‘I’m being deported because I didn’t take vacation, but Sweden is my home’
The 44-year-old first arrived in Sweden in 2013, and is currently working as a cook at a restaurant in Vänersborg, a town north of Gothenburg on the shores of Lake Vänern. His wife, who moved to Sweden a year after him, is a part-owner of the same restaurant and the couple have bought an apartment nearby. Their two children, aged nine and 13, attend the local school and have settled in to life in Sweden.
"I always thought Sweden was a nice country. I came here because I wanted to work, and it's my home now," said Bista.
But in October 2017, more than a year after the family moved to Vänersborg, Bista's application to renew his work permit was rejected by the Swedish Migration Agency. In the decision, seen by The Local, the agency ordered Bista to leave Sweden for Nepal within just four weeks.

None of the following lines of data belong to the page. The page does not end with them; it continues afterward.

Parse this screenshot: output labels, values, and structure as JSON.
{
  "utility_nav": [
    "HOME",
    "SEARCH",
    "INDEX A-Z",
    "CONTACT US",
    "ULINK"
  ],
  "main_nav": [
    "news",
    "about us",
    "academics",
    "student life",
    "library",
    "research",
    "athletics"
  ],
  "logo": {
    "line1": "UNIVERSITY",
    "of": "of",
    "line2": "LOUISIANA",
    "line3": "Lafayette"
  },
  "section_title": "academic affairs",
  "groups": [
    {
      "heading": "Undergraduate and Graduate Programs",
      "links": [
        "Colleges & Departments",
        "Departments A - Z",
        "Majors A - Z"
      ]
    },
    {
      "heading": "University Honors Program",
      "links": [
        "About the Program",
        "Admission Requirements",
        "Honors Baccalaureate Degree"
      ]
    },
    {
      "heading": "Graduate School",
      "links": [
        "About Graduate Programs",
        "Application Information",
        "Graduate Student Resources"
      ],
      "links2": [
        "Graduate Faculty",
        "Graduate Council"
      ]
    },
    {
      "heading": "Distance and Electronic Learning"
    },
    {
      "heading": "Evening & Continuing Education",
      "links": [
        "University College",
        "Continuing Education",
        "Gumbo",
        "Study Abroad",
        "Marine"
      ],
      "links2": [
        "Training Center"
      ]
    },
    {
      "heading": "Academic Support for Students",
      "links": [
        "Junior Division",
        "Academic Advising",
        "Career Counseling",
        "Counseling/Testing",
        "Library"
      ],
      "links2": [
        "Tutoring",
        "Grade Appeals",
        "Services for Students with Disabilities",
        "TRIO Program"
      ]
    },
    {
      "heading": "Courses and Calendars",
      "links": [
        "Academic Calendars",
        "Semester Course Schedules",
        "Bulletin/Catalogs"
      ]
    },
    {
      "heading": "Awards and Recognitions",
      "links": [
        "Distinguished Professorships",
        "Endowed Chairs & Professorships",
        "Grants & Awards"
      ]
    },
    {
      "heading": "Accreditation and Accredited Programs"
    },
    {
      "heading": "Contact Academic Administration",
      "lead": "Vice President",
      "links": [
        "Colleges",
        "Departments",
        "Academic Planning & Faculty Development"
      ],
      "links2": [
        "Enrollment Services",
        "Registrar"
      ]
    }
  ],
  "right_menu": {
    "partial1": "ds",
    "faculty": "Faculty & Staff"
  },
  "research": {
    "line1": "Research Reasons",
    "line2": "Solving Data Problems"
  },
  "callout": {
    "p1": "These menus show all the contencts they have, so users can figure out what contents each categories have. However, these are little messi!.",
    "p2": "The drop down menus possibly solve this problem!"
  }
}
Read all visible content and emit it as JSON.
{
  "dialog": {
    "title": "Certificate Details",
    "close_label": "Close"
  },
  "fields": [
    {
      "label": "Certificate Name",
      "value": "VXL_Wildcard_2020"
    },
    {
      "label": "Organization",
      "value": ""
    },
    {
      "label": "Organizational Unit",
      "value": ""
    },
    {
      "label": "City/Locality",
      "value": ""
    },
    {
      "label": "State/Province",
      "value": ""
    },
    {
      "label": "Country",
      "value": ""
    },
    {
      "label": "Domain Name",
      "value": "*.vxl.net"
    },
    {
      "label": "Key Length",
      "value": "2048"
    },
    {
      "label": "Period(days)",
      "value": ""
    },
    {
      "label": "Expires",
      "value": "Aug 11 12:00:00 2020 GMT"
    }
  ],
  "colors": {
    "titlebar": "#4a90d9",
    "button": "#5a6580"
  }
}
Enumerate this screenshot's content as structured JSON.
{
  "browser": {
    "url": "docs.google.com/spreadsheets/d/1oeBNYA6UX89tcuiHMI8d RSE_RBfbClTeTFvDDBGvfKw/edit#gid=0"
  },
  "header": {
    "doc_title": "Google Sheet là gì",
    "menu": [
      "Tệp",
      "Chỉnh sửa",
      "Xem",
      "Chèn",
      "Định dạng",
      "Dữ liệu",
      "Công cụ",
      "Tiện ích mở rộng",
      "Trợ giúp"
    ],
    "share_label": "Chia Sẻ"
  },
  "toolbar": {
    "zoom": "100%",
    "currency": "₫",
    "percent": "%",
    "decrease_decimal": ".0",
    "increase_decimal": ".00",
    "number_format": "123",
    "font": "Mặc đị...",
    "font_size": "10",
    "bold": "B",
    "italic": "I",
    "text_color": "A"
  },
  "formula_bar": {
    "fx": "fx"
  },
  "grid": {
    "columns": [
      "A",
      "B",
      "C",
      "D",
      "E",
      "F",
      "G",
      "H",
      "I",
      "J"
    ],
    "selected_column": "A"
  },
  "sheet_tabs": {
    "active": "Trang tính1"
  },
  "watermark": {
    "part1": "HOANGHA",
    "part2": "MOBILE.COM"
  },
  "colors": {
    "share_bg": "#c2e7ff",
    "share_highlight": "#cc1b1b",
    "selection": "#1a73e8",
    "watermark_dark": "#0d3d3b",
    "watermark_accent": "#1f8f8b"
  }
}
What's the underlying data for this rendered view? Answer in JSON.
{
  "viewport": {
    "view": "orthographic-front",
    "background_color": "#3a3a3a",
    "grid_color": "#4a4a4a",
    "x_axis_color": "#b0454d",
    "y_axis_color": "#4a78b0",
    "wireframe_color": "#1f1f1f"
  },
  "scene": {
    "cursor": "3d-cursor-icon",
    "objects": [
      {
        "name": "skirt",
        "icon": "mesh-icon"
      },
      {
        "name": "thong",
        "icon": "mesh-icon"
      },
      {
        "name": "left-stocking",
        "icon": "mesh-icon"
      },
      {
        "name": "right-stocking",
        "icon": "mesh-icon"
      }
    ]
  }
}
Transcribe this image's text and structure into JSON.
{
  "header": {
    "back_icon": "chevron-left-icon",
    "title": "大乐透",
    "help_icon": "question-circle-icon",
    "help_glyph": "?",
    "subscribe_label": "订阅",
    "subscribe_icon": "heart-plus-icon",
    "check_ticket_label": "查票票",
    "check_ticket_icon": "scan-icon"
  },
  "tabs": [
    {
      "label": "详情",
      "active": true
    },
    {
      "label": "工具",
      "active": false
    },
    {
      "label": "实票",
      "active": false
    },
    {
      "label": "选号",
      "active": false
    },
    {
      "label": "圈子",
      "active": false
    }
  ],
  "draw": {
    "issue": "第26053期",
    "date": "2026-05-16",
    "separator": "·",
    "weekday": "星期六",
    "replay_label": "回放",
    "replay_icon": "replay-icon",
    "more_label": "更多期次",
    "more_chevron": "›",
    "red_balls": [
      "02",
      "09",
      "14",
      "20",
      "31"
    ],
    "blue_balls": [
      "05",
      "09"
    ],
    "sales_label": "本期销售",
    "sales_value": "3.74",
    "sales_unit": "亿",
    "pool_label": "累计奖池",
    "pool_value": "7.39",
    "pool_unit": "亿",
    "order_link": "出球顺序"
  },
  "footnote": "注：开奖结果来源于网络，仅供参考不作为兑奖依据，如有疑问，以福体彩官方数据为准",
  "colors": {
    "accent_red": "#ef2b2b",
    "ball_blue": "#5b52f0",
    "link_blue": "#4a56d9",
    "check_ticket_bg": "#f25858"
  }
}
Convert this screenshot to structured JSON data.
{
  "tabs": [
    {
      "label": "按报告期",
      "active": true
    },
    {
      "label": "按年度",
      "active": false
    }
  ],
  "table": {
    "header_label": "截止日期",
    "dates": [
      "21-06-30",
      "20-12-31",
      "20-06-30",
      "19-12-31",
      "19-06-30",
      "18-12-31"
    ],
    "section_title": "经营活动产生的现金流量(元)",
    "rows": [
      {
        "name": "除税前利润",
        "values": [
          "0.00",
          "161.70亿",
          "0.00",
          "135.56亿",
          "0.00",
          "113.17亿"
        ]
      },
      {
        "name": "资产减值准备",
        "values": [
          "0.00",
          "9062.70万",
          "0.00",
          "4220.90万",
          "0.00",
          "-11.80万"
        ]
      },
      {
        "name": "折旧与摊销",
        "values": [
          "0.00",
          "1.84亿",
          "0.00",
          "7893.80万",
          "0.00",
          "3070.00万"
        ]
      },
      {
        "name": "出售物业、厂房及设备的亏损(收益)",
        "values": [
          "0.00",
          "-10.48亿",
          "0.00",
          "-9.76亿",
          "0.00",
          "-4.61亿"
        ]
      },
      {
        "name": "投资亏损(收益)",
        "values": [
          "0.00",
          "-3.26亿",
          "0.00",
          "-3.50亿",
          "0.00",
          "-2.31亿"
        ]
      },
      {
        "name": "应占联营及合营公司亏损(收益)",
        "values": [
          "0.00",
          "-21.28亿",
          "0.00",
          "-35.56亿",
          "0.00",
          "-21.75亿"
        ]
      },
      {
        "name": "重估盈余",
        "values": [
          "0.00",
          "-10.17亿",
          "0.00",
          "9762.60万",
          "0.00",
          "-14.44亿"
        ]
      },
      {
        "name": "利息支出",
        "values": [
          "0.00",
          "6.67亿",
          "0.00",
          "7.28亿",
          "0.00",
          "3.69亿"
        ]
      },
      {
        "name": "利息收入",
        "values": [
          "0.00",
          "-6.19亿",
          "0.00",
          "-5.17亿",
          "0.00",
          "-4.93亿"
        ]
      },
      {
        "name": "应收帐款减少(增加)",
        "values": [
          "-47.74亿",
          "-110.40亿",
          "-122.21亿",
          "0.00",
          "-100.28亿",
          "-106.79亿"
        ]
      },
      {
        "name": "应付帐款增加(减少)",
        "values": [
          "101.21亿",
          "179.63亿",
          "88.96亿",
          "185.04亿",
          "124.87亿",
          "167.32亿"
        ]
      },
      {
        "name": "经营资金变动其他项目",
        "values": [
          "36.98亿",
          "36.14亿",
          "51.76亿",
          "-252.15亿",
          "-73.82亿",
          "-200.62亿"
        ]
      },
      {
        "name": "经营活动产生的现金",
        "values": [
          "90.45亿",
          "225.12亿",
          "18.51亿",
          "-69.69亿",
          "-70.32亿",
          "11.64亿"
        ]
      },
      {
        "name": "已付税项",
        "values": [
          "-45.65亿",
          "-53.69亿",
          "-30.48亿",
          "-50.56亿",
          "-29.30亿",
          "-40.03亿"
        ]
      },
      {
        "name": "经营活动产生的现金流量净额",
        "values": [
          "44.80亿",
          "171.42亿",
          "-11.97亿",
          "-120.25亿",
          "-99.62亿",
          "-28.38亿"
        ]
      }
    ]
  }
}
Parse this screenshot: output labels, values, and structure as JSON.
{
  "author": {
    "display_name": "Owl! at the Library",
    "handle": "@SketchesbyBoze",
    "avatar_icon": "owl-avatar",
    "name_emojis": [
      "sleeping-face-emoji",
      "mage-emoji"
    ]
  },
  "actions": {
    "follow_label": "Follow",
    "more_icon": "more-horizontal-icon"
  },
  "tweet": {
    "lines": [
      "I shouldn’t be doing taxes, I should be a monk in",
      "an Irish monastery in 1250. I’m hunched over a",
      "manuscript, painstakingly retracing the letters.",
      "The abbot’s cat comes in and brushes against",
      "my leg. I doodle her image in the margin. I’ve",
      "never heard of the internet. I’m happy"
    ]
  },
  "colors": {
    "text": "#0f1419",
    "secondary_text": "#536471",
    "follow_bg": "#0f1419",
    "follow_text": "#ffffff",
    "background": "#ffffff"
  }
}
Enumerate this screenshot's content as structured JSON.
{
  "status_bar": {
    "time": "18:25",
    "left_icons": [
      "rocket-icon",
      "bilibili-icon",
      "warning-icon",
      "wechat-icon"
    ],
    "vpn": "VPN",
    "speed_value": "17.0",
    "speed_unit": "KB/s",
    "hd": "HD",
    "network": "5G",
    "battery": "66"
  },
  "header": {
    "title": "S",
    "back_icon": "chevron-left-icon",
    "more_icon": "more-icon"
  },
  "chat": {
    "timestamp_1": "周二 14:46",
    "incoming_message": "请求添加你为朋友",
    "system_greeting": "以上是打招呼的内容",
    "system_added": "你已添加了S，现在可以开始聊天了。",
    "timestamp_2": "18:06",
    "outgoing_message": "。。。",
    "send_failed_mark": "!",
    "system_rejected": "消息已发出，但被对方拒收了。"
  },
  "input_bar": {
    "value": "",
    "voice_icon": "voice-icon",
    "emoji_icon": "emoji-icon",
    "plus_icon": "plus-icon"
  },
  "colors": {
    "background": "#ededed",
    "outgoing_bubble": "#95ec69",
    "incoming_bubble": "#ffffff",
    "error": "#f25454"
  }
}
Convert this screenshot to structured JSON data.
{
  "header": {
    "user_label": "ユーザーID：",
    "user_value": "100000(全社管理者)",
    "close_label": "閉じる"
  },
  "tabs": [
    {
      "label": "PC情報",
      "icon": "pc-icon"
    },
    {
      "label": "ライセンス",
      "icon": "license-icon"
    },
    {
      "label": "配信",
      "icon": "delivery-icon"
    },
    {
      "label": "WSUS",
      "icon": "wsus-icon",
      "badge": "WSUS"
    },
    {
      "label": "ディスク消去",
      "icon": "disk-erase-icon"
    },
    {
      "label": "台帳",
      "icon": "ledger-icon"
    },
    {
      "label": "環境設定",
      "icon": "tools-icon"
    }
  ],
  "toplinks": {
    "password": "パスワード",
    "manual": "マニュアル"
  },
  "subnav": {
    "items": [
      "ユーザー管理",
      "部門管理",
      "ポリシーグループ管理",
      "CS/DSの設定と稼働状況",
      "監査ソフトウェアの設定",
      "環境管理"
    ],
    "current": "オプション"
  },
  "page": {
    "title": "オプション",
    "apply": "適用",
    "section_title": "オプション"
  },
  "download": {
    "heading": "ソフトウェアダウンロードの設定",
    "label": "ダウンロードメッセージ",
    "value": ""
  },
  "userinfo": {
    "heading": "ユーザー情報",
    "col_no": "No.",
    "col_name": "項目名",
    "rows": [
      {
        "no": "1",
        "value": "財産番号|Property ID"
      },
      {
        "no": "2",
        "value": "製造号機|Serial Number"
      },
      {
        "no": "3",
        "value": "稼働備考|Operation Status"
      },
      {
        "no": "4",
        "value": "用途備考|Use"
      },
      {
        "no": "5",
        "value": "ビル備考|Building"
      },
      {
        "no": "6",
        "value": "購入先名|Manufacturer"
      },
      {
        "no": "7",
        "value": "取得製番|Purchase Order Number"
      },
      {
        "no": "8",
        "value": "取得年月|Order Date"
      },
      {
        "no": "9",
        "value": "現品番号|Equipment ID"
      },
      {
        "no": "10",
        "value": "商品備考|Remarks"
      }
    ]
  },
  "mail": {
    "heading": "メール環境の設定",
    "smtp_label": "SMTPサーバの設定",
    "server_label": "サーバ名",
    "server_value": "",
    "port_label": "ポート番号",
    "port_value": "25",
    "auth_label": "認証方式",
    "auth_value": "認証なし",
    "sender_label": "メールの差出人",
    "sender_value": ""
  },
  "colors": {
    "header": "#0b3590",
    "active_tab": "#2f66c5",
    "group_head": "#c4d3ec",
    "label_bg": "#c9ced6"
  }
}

The reason was that he had not taken sufficient annual leave during his employment in Stockholm, but the Nepali citizen says he was not aware of this regulation.
"In my contract, my boss told me that instead of taking holiday I had semesterersättning, so every three months I got extra money along with my salary," Bista explained.
"I didn't have any idea I was supposed to take holiday, I would have been glad to take holiday," Bista told The Local. "But everyone said that if you work more and pay more tax, that's a good thing, and my employer always said that they knew the rules better than us and they were doing things right."
The cook argues that he contributes a lot to Swedish society, both by working and paying tax and by integrating into the community in his new town. In his current job in Vänersborg, Bista says he has followed Swedish regulations on vacation allowance.
What's more, he says he has nothing to go back to if forced to return to Nepal. His children have settled in to Sweden and do not have friends in their birth country, while Bista and his wife sold their assets back home after a devastating earthquake in 2015.
He says that since receiving the rejection, his health has suffered. He has been diagnosed with diabetes, high cholesterol, and high blood pressure: "I will have to take medicine for the rest of my life now."
Bista has appealed the decision at an administrative court, but his appeal was rejected. He is now working with a lawyer in the hope that the Migration Court of Appeal – which has the final say in such cases – will take up his case.
"Salary, insurance cover and other working conditions may not be worse than those in the Swedish collective agreement or the norm for the branch or industry," wrote the Migration Agency in its initial decision.
In Bista's case, the agency observed that although the holiday supplement (semesterersättning) had been paid regularly, no time off had been taken. It said therefore that the rejection was due to the fact "your employer cannot be considered to have fulfilled the employment conditions that were agreed to in the employment offer and on the basis of which your earlier permit was approved".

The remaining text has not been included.